When it opened in 1942, this theater was already a throwback, screening classics like City Lights and Intolerance. Since Cinefamily took it over in 2006 the repertoire has run to classics, cult favorites, indie flicks, works by foreign auteurs, and under-the-radar gems. With a new DCP projector (don’t worry, the venue still screens 35mm prints) the joint packs a punch that’s much larger than its single screen. Be sure to arrive early and grab a couch in the front rows; the cramped wooden seats in the rest of the theater are a drag. 611 N. Fairfax Ave., Los Angeles. 323-655-2510.
The Egyptian Theater
The American Cinematheque programs the films at this gorgeous Egyptian Revival style theater that opened in 1922 when it was home to Hollywood’s first premiere, Robin Hood starring Douglas Fairbanks. Restored in 1998, the Hollywood landmark features an expansive courtyard complete with faux hieroglyphics, 616 comfortable seats in the main theater, great viewing angles, and an expansive courtyard.

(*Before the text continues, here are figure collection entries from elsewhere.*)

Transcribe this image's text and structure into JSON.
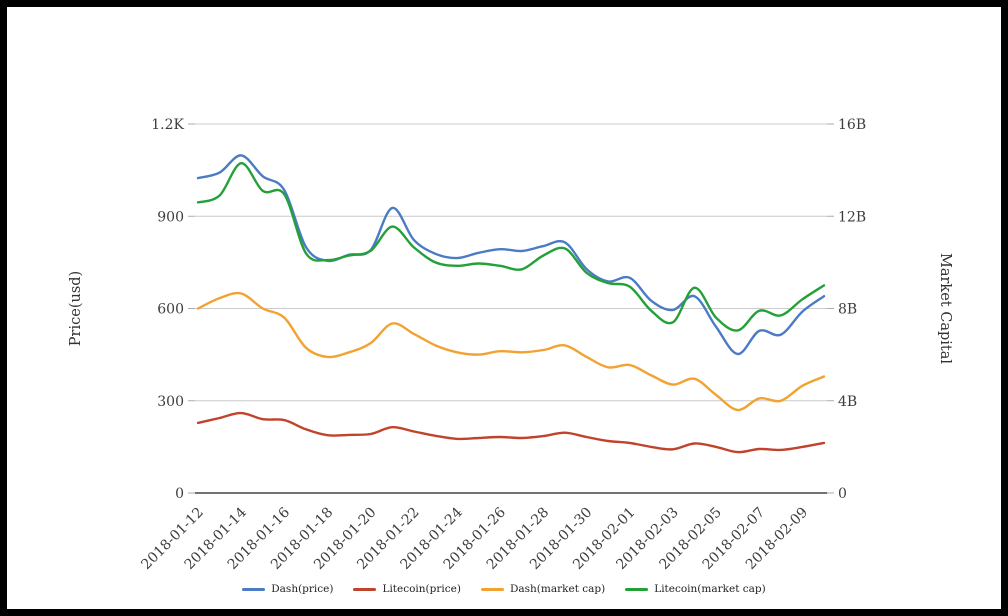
{
  "page": {
    "background": "#ffffff",
    "frame_color": "#000000",
    "grid_color": "#cccccc",
    "axis_line_color": "#444444",
    "tick_text_color": "#3d3d3d"
  },
  "chart_data": {
    "type": "line",
    "smooth": true,
    "grid": true,
    "legend_position": "bottom",
    "x": [
      "2018-01-12",
      "2018-01-13",
      "2018-01-14",
      "2018-01-15",
      "2018-01-16",
      "2018-01-17",
      "2018-01-18",
      "2018-01-19",
      "2018-01-20",
      "2018-01-21",
      "2018-01-22",
      "2018-01-23",
      "2018-01-24",
      "2018-01-25",
      "2018-01-26",
      "2018-01-27",
      "2018-01-28",
      "2018-01-29",
      "2018-01-30",
      "2018-01-31",
      "2018-02-01",
      "2018-02-02",
      "2018-02-03",
      "2018-02-04",
      "2018-02-05",
      "2018-02-06",
      "2018-02-07",
      "2018-02-08",
      "2018-02-09",
      "2018-02-10"
    ],
    "x_tick_labels": [
      "2018-01-12",
      "2018-01-14",
      "2018-01-16",
      "2018-01-18",
      "2018-01-20",
      "2018-01-22",
      "2018-01-24",
      "2018-01-26",
      "2018-01-28",
      "2018-01-30",
      "2018-02-01",
      "2018-02-03",
      "2018-02-05",
      "2018-02-07",
      "2018-02-09"
    ],
    "x_label_every": 2,
    "left_axis": {
      "title": "Price(usd)",
      "unit": "usd",
      "range": [
        0,
        1200
      ],
      "tick_values": [
        0,
        300,
        600,
        900,
        1200
      ],
      "tick_labels": [
        "0",
        "300",
        "600",
        "900",
        "1.2K"
      ]
    },
    "right_axis": {
      "title": "Market Capital",
      "unit": "billions usd",
      "range": [
        0,
        16
      ],
      "tick_values": [
        0,
        4,
        8,
        12,
        16
      ],
      "tick_labels": [
        "0",
        "4B",
        "8B",
        "12B",
        "16B"
      ]
    },
    "series": [
      {
        "name": "Dash(price)",
        "slug": "dash-price",
        "axis": "left",
        "color": "#4a7bc4",
        "values": [
          1024,
          1042,
          1098,
          1030,
          985,
          800,
          755,
          775,
          790,
          927,
          823,
          778,
          764,
          781,
          793,
          787,
          803,
          815,
          728,
          688,
          700,
          625,
          595,
          640,
          540,
          452,
          527,
          515,
          590,
          640
        ]
      },
      {
        "name": "Litecoin(price)",
        "slug": "litecoin-price",
        "axis": "left",
        "color": "#c0432c",
        "values": [
          228,
          244,
          260,
          240,
          237,
          207,
          188,
          189,
          192,
          214,
          200,
          186,
          176,
          179,
          182,
          179,
          185,
          196,
          182,
          169,
          163,
          150,
          142,
          161,
          150,
          133,
          143,
          140,
          150,
          163
        ]
      },
      {
        "name": "Dash(market cap)",
        "slug": "dash-market-cap",
        "axis": "right",
        "color": "#f2a231",
        "values": [
          8.0,
          8.45,
          8.65,
          8.0,
          7.6,
          6.3,
          5.9,
          6.1,
          6.5,
          7.35,
          6.9,
          6.4,
          6.1,
          6.0,
          6.15,
          6.1,
          6.2,
          6.4,
          5.9,
          5.45,
          5.55,
          5.1,
          4.7,
          4.95,
          4.25,
          3.6,
          4.1,
          4.0,
          4.65,
          5.05
        ]
      },
      {
        "name": "Litecoin(market cap)",
        "slug": "litecoin-market-cap",
        "axis": "right",
        "color": "#23a038",
        "values": [
          12.6,
          12.9,
          14.3,
          13.1,
          12.95,
          10.4,
          10.1,
          10.3,
          10.5,
          11.55,
          10.65,
          10.0,
          9.85,
          9.95,
          9.85,
          9.7,
          10.3,
          10.6,
          9.55,
          9.1,
          8.95,
          7.9,
          7.4,
          8.9,
          7.6,
          7.05,
          7.9,
          7.7,
          8.4,
          9.0
        ]
      }
    ]
  }
}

It’s a great spot to catch screenings of classic 35mm films, many of which are accompanied by Q&As with the principals. For Westsiders, the American Cinematheque also programs the Aero Theatre in Santa Monica. 6712 Hollywood Blvd., Los Angeles. (323) 461-2020.

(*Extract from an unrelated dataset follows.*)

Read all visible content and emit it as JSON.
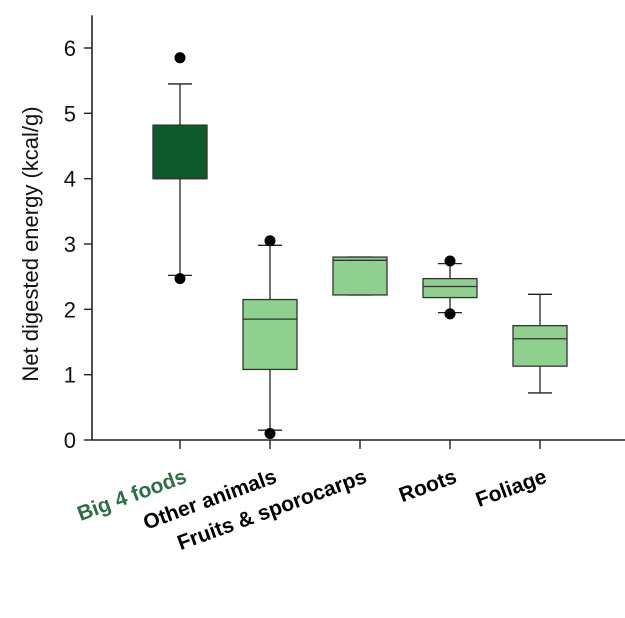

Hollywood TCL Chinese Theatre
Whether it’s being blown to bits in Iron Man 3 or sitting quietly in the background in Hollywood Homicide, the former Mann’s Chinese (née Grauman’s Chinese) has been featured in dozens of Hollywood films. Dating back to 1927, it’s famous for its courtyard where hundreds of stars have left their hand and shoe prints in concrete. The theater has also played home to countless movie premieres. These days, the Chinese (as it’s still known) mainly screens modern-day blockbusters. Bought by The Creative Life (TCL) in January 2013, the theatre is undergoing seating and screen renovations to accommodate its IMAX conversion. 6925 Hollywood Blvd., Los Angeles. (323) 465-4847.
New Beverly Cinema
Bought by filmmaker Quentin Tarantino in 2007, the beloved repertory theater continues to show double features of 35mm film prints and run its popular midnight and grindhouse series of films. Featuring an encyclopedic array of films from old time westerns like True Grit to indie films like Swingers to grim foreign fare like Lars Von Trier’s Antichrist, the venue also hosts animated events, celebrity festivals, and has let directors like Edgar Wright program the venue for months at a time. 7165 Beverly Blvd., Los Angeles. (323) 938-4038.

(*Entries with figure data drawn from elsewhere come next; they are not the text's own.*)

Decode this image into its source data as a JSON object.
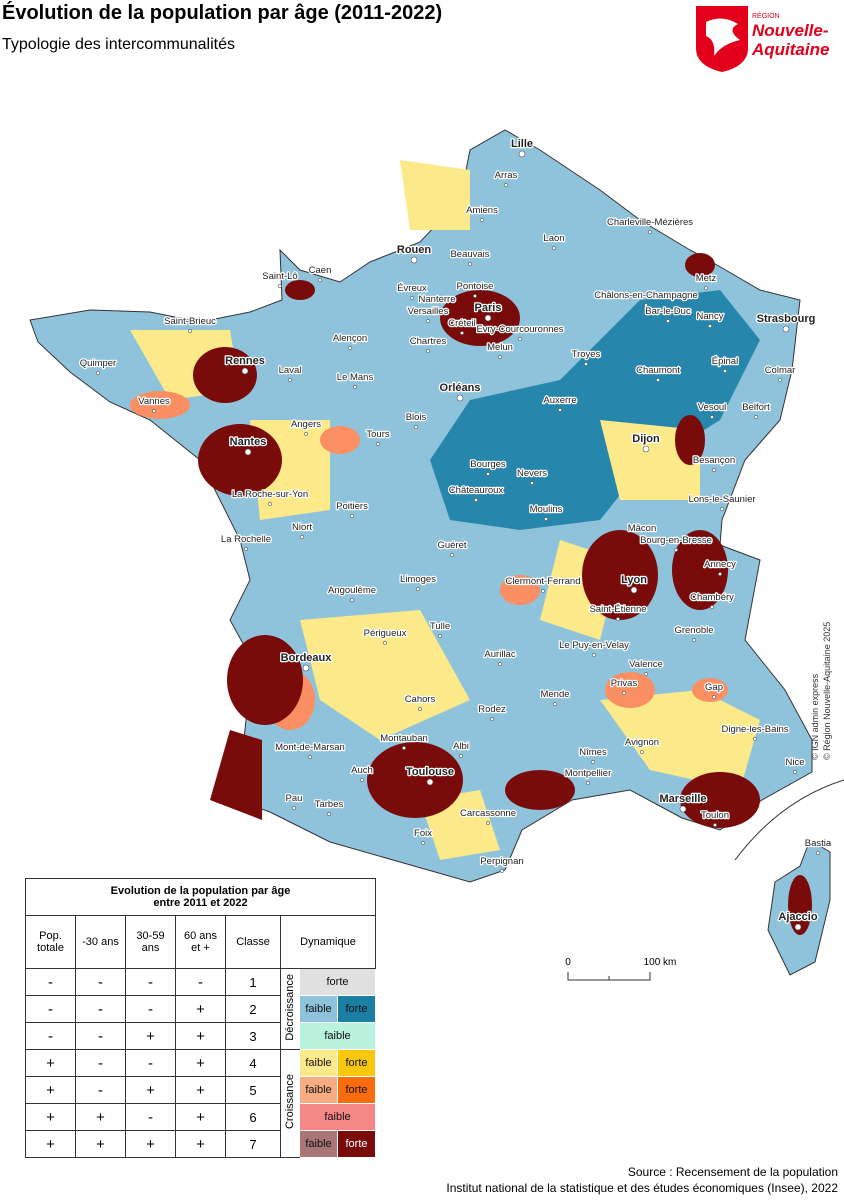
{
  "header": {
    "title": "Évolution de la population par âge (2011-2022)",
    "subtitle": "Typologie des intercommunalités"
  },
  "logo": {
    "small": "RÉGION",
    "line1": "Nouvelle-",
    "line2": "Aquitaine"
  },
  "map": {
    "cities": [
      "Lille",
      "Arras",
      "Amiens",
      "Charleville-Mézières",
      "Laon",
      "Rouen",
      "Beauvais",
      "Saint-Lô",
      "Caen",
      "Metz",
      "Évreux",
      "Pontoise",
      "Nanterre",
      "Paris",
      "Châlons-en-Champagne",
      "Versailles",
      "Créteil",
      "Evry-Courcouronnes",
      "Saint-Brieuc",
      "Strasbourg",
      "Bar-le-Duc",
      "Nancy",
      "Alençon",
      "Chartres",
      "Melun",
      "Troyes",
      "Quimper",
      "Rennes",
      "Laval",
      "Le Mans",
      "Épinal",
      "Chaumont",
      "Colmar",
      "Orléans",
      "Vannes",
      "Auxerre",
      "Vesoul",
      "Belfort",
      "Angers",
      "Blois",
      "Tours",
      "Dijon",
      "Nantes",
      "Besançon",
      "Bourges",
      "Nevers",
      "Châteauroux",
      "Lons-le-Saunier",
      "La Roche-sur-Yon",
      "Niort",
      "Poitiers",
      "Moulins",
      "La Rochelle",
      "Mâcon",
      "Bourg-en-Bresse",
      "Guéret",
      "Annecy",
      "Lyon",
      "Clermont-Ferrand",
      "Limoges",
      "Angoulême",
      "Chambéry",
      "Saint-Étienne",
      "Périgueux",
      "Tulle",
      "Grenoble",
      "Le Puy-en-Velay",
      "Bordeaux",
      "Aurillac",
      "Valence",
      "Privas",
      "Gap",
      "Mende",
      "Cahors",
      "Rodez",
      "Mont-de-Marsan",
      "Montauban",
      "Albi",
      "Digne-les-Bains",
      "Nîmes",
      "Avignon",
      "Nice",
      "Auch",
      "Toulouse",
      "Montpellier",
      "Marseille",
      "Toulon",
      "Pau",
      "Tarbes",
      "Carcassonne",
      "Foix",
      "Perpignan",
      "Bastia",
      "Ajaccio"
    ],
    "scale": [
      "0",
      "100 km"
    ],
    "credits": [
      "© IGN admin express",
      "© Région Nouvelle-Aquitaine 2025"
    ]
  },
  "legend": {
    "title": [
      "Evolution de la population par âge",
      "entre 2011 et 2022"
    ],
    "columns": [
      "Pop. totale",
      "-30 ans",
      "30-59 ans",
      "60 ans et +",
      "Classe",
      "Dynamique"
    ],
    "groups": [
      "Décroissance",
      "Croissance"
    ],
    "rows": [
      {
        "signs": [
          "-",
          "-",
          "-",
          "-"
        ],
        "classe": 1,
        "dynamique": [
          "forte"
        ]
      },
      {
        "signs": [
          "-",
          "-",
          "-",
          "+"
        ],
        "classe": 2,
        "dynamique": [
          "faible",
          "forte"
        ]
      },
      {
        "signs": [
          "-",
          "-",
          "+",
          "+"
        ],
        "classe": 3,
        "dynamique": [
          "faible"
        ]
      },
      {
        "signs": [
          "+",
          "-",
          "-",
          "+"
        ],
        "classe": 4,
        "dynamique": [
          "faible",
          "forte"
        ]
      },
      {
        "signs": [
          "+",
          "-",
          "+",
          "+"
        ],
        "classe": 5,
        "dynamique": [
          "faible",
          "forte"
        ]
      },
      {
        "signs": [
          "+",
          "+",
          "-",
          "+"
        ],
        "classe": 6,
        "dynamique": [
          "faible"
        ]
      },
      {
        "signs": [
          "+",
          "+",
          "+",
          "+"
        ],
        "classe": 7,
        "dynamique": [
          "faible",
          "forte"
        ]
      }
    ]
  },
  "source": [
    "Source : Recensement de la population",
    "Institut national de la statistique et des études économiques (Insee), 2022"
  ]
}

Complete with a Wurlitzer pipe organ that was installed in 1928, the Orpheum Theatre in downtown L.A. now hosts concerts, special events, and, via the popular Last Remaining Seats series, classic movies. 842 Broadway, Los Angeles. (877) 677-4386.
Art Theatre of Long Beach
Flaunting an Art Deco style and a single screen with giant curtains, the Art Theatre of Long Beach is an architectural dream. Complete with screenings of The Rocky Horror Picture Show every Saturday evening, the theater plays independent, documentary, and foreign language films. 2025 E. 4th St., Long Beach. (562) 438-5435.
The Cinerama Dome
With its famous marquee, its curved screen, and its dome top that resembles a golf ball, the restored Cinerama Dome, which opened in 1963, is one of only three theaters in the world that shows movies in the three-projector process. Upgraded with a digital projector, the Dome remains the premiere place to catch Cinemascope masterpieces like Stanley Kubrick’s 2001: A Space Odyssey. 6360 W. Sunset Blvd., Los Angeles.